In a statement, they said: “She was intent on living life to the full and had a wonderful thirst for knowledge, enabling her to be the best she could be.
“Saskia had a great passion for providing invaluable support to victims of criminal injustice, which led her to the point of recently applying for the police graduate recruitment programme, wishing to specialise in victim support.”
Khan, who was living in Stafford, was given permission to travel into the heart of London by police and the Probation Service.
Convicted of terror offences in February 2012, he was released from prison on licence in December 2018, halfway through his 16-year prison sentence.
Armed with two knives and wearing a fake suicide vest, he was tackled by members of the public, including ex-offenders from the conference and men armed with a narwhal tusk and fire extinguisher, before he was shot dead by police at point-blank range.

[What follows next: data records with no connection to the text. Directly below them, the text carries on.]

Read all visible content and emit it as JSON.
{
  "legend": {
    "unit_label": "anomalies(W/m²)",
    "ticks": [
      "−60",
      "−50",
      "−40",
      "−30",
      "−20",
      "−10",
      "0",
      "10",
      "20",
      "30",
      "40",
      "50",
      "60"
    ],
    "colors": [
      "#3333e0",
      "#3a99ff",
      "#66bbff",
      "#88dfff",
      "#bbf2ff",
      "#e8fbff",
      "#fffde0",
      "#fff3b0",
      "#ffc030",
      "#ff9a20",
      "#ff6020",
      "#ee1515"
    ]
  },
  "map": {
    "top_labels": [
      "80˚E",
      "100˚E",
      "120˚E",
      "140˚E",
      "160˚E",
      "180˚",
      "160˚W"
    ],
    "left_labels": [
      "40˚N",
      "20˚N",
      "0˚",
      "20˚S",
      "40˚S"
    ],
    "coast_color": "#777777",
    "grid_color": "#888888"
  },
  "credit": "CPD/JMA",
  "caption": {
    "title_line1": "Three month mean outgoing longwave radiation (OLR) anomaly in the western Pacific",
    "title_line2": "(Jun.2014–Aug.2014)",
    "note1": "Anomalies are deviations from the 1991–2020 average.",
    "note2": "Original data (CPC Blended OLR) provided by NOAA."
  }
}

One of the three people injured in the attack has been allowed to return home while the other two remain in a stable condition in hospital.
No-one else is being sought over the attack.
Two forensic tents and a trailer are still in place on the City of London side of London Bridge, with a police cordon running the length of the left-hand side of the bridge heading into the city.
A pile of floral tributes has been placed around the London Bridge Walk sign, including one reading: “I love you forever I am so proud of you.”
Another dedicated to victim Jack Merritt read: “Rest in peace Jack. You were a wonderful friend to us.”
Around London Bridge Underground station, several white boards had been placed with messages of support, including: “Together we stand. An attack on any one of us is an attack on us all.
“Haters are not welcome. We are London and we won’t fall.”